Computer system breached; technicians printed bogus tickets, investigators allege
D.C. officials were told last year that lax enforcement of security procedures made it possible for a handful of contract employees to steal tens of thousands of dollars in lottery tickets and prize money, according to records released this week in response to a Freedom of Information Act request filed with the D.C. Lottery and Charitable Games Control Board.
An investigation conducted by Battelle Memorial Institute in August 2006 determined that the ticket thefts were most likely committed by field service technicians employed by Lottery Technology Enterprises, a District-based joint venture between GTECH Corp., New Game Technologies and Opportunity Systems Inc.

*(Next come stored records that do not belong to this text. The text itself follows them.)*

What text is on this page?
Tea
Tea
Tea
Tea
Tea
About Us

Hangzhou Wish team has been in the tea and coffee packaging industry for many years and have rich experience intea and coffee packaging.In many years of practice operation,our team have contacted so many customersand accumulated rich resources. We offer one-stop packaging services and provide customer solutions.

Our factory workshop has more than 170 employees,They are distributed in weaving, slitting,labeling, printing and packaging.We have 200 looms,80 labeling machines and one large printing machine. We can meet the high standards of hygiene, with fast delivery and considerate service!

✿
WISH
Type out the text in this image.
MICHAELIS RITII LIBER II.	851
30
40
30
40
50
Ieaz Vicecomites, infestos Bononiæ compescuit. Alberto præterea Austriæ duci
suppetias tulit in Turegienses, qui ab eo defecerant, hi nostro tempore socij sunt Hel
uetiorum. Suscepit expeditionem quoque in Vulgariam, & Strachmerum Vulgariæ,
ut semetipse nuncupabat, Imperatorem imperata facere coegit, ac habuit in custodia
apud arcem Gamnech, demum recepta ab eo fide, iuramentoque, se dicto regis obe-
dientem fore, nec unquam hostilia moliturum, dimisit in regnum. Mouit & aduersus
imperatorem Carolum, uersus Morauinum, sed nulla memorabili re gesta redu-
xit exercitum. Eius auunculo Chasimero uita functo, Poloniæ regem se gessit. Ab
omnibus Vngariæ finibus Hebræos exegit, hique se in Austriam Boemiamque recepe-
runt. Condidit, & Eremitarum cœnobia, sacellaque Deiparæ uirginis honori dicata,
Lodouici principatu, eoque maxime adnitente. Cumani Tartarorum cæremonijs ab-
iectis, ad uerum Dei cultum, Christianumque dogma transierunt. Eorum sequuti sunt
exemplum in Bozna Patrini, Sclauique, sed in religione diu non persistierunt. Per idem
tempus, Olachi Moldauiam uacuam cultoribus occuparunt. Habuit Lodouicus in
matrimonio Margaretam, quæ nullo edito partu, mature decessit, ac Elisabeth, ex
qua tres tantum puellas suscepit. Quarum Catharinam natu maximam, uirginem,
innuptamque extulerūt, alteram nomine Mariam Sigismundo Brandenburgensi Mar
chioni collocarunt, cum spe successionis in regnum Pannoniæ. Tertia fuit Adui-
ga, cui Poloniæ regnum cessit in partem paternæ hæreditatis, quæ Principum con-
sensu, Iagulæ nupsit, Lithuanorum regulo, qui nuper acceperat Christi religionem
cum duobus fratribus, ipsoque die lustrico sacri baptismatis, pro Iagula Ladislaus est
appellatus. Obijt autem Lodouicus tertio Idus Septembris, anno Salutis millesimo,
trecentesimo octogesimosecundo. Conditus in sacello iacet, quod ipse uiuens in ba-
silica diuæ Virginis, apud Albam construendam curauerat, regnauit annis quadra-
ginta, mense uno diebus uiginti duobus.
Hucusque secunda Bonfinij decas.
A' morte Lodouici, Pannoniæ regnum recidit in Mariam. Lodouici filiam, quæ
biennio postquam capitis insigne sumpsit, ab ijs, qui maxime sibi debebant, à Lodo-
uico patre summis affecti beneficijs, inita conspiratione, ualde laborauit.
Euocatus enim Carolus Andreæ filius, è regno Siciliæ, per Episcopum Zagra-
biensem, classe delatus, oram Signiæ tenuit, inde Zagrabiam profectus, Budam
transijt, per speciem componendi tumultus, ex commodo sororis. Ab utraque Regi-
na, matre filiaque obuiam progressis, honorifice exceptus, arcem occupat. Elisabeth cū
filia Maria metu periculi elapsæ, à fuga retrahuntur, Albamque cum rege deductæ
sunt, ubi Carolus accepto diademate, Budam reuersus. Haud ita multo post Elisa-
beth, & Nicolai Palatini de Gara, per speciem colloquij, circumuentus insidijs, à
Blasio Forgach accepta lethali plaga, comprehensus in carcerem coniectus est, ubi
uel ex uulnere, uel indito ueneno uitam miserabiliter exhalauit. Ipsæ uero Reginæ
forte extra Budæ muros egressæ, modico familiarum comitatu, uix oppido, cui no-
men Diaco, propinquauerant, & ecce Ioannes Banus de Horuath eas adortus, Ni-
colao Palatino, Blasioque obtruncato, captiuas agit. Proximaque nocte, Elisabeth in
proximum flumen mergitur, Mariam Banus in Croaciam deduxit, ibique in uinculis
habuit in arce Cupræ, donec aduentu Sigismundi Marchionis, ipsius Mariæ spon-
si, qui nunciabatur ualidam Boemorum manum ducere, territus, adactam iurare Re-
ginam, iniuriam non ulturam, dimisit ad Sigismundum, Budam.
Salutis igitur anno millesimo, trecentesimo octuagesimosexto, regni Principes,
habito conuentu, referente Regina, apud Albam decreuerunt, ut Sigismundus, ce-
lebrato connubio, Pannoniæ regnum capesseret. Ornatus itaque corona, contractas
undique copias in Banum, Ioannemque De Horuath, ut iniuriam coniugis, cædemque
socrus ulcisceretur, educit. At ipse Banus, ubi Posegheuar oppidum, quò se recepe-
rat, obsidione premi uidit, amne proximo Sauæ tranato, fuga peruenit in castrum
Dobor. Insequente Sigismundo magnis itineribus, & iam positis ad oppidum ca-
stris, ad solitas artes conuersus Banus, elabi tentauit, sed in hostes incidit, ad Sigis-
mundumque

Lottery officials learned of questionable ticket sales in December 2005, when several District retail locations began complaining about unauthorized ticket sales charged to their accounts. In each case, the sales were recorded as occurring after the retailers' business hours. Surveillance footage and audits of ticket stock showed that no one was at the retailers' lottery terminals when the tickets were supposedly sold.
Battelle, a technology consultancy, concluded that LTE technicians probably created the unauthorized tickets by manipulating radio communications technology that is used to transmit ticket purchases from retail terminals to the D.C. Lottery's central system. Battelle determined that many lottery retailers failed to enable encryption security on their machines. LTE technicians were thus able to gain remote access to these machines and, using spare lottery terminals, were able to print lottery tickets without paying for them, Battelle found.
In about 5,600 transactions over a seven-month period, the perpetrators made it appear as if purchases had been made at one of more than three dozen lottery terminals at authorized locations.
All told, the perpetrators created $86,000 in phantom DC Lucky Numbers, DC-4, D.C. Keno and Powerball tickets, with more than $70,000 in prize money.
Lottery Technology officials did not return calls seeking comment. A spokesman for GTECH, a lottery hardware and software vendor based in Providence, R.I., also did not respond to repeated calls.
Jay Young, chief operating officer for the D.C. Lottery, said the board worked with the FBI to identify at least three LTE employees suspected of committing the fraud. The company later fired the workers, but investigators did not have enough evidence of wrongdoing to bring criminal charges.
LTE has since repaid the District government the purchase price of the stolen tickets, but not the resulting prize money. Ben Lorigo, executive director of the District's Office of Integrity and Oversight, said the D.C. government is seeking to recoup the lost winnings as well as monetary damages from Lottery Technologies, though he declined to say how much.
"We're just looking to be made whole here," Lorigo said.
The Battelle report found that the "radio communications being used by the [lottery] system had a previously undiscovered vulnerability. This vulnerability permitted an unauthorized lottery terminal to enter 'rogue' transactions into the system, producing apparently legitimate tickets that could be cashed as winners."
According to Battelle, GTECH has since put in place a technological fix that should prevent unregistered lottery terminals from being used on the network. The terminals used to print the stolen tickets were never found.
The Battelle audit also faulted Lottery Technology's management processes on multiple levels, from a failure to conduct thorough background checks on employees to the lack of strict controls over who had access to lottery terminals.
News of the phantom tickets comes at a sensitive time for GTECH and LTE; the D.C. government is soliciting requests for proposals to rebuild the city's aging gaming system. Installed in 1985 — with minor upgrades a decade later — the technology that powers the District's lottery system is among the oldest in North America. The city is expected to award the contract early next year.
The D.C. Lottery retailers affected by the scam were never told how the thefts were carried out. The D.C. government simply refunded to retailers the money it gained from the ticket sales. The stores were allowed to keep the commissions made on the bogus tickets.
Last year, the D.C. Lottery sold more than $266 million in tickets, generating almost $74 million for the city.